Poke sallet is Southern enough to have its own festival.  Which makes it part of authentic redneck heritages like my own. You have to know a couple of things about it before jumping in, though.

  1. It has a pink stem. (I tell you this because I know you’re wondering how you can tell whether a particular weed in your backyard is poke.)
  2. It’s often found along fences. (You don’t want to know how it gets there. Let’s just say it’s a natural process.)
  3. Pick it when it’s less than 18 inches high because there’s a toxin in the leaves (Wikipedia says it’s phytolaccatoxin and phytolaccigenin) and as the plants get older, there’s more of it.
  4. Boil the leaves in two or three changes of water. (They must be really alkaline or really something, because they actually clear up the discoloration in an aluminum pan.)

(Digression here — skip right over it if you like: You’d think I’d grown up way out in the country, as much as I know about poke sallet, but I promise I’m a suburbanite all the way, with the paved driveway and swim club and Corian countertops and everything. I guess I learned about poke from my grandparents. Not that they were farmers — they were an engineer and a social worker.)

    So I mixed the boiled, chopped poke with all the other greens, 2 eggs, a little yogurt,  some sauteed onions, green onions, garlic, shallot and a little cheese.
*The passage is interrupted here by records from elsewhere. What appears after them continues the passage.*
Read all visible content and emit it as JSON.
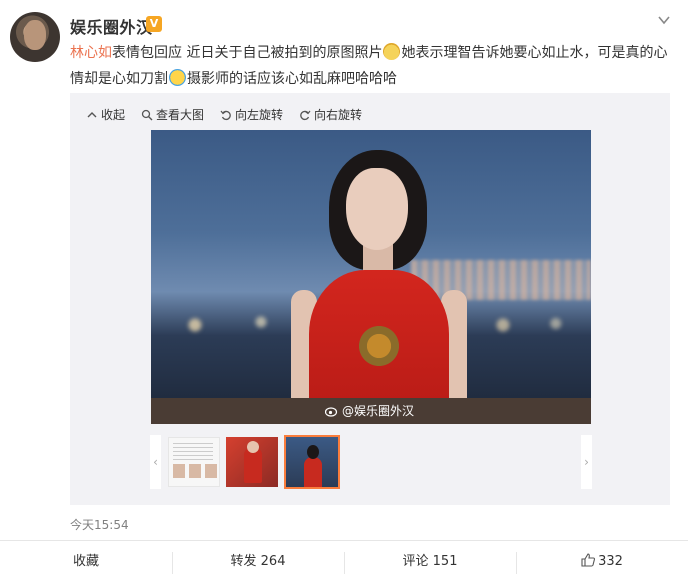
{
  "post": {
    "username": "娱乐圈外汉",
    "verified_badge": "V",
    "text_mention": "林心如",
    "text_part1": "表情包回应 近日关于自己被拍到的原图照片",
    "text_part2": "她表示理智告诉她要心如止水，可是真的心情却是心如刀割",
    "text_part3": "摄影师的话应该心如乱麻吧哈哈哈",
    "timestamp": "今天15:54"
  },
  "media_toolbar": {
    "collapse_label": "收起",
    "view_large_label": "查看大图",
    "rotate_left_label": "向左旋转",
    "rotate_right_label": "向右旋转"
  },
  "photo": {
    "watermark": "@娱乐圈外汉"
  },
  "thumbnails": {
    "prev_arrow": "‹",
    "next_arrow": "›",
    "selected_index": 3
  },
  "footer": {
    "favorite_label": "收藏",
    "repost_label": "转发 264",
    "comment_label": "评论 151",
    "like_count": "332"
  },
  "colors": {
    "mention": "#eb7350",
    "verified": "#f6a623",
    "thumb_selected_border": "#fa7d3c"
  },
  "icons": [
    "chevron-down-icon",
    "magnifier-icon",
    "rotate-left-icon",
    "rotate-right-icon",
    "weibo-logo-icon",
    "thumbs-up-icon",
    "laughing-emoji",
    "crying-laughing-emoji"
  ]
}
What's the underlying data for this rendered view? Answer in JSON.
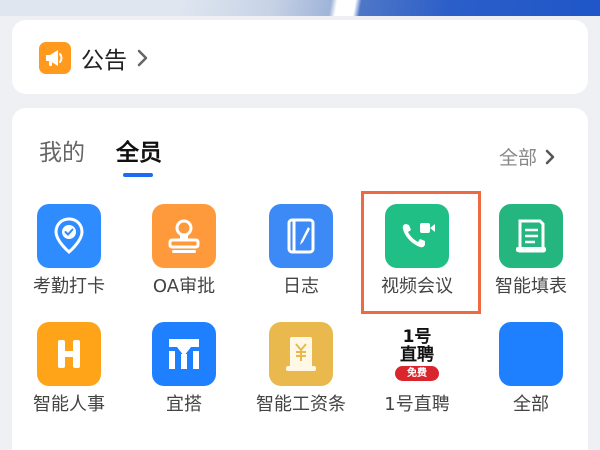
{
  "notice": {
    "label": "公告",
    "icon": "megaphone-icon",
    "icon_color": "#ff9a1f"
  },
  "tabs": {
    "mine": "我的",
    "all": "全员",
    "accent": "#1b6cf2"
  },
  "all_link": {
    "label": "全部"
  },
  "apps": [
    {
      "label": "考勤打卡",
      "icon": "location-pin-icon",
      "color": "#2f8cff"
    },
    {
      "label": "OA审批",
      "icon": "stamp-icon",
      "color": "#ff9a3c"
    },
    {
      "label": "日志",
      "icon": "notebook-icon",
      "color": "#3d8af7"
    },
    {
      "label": "视频会议",
      "icon": "video-call-icon",
      "color": "#1fbf85"
    },
    {
      "label": "智能填表",
      "icon": "form-icon",
      "color": "#25b67f"
    },
    {
      "label": "智能人事",
      "icon": "h-logo-icon",
      "color": "#ffa318"
    },
    {
      "label": "宜搭",
      "icon": "yida-logo-icon",
      "color": "#1e80ff"
    },
    {
      "label": "智能工资条",
      "icon": "salary-slip-icon",
      "color": "#e9b94e"
    },
    {
      "label": "1号直聘",
      "icon": "zhipin-logo-icon",
      "color": "#d8262c",
      "logo_top": "1号",
      "logo_mid": "直聘",
      "logo_badge": "免费"
    },
    {
      "label": "全部",
      "icon": "all-apps-icon",
      "color": "#1e80ff"
    }
  ],
  "highlight_color": "#ee6a43"
}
Hortopita is also good for using up cheese ends and bits.

Then I made this unbelievably easy olive oil pastry that rolled paper thin. My friends, I tell you here and now, I’ll never make a butter-and-shortening pastry crust again for a savory pie. This one mixed easier and faster, didn’t toughen, rolled into a wafer-thin sheet without tearing, pulled off the marble slab in one piece and didn’t harden in the fridge. Not as tender as a butter-crust but altogether a better experience.

Here’s the ready-to-bake hortopita.

    And here it is cooked, cut, partially devoured, and dashed outside for a quick photo before the light became too dim. As the alligator said to Poke Sallet Annie’s granny, “Chomp.”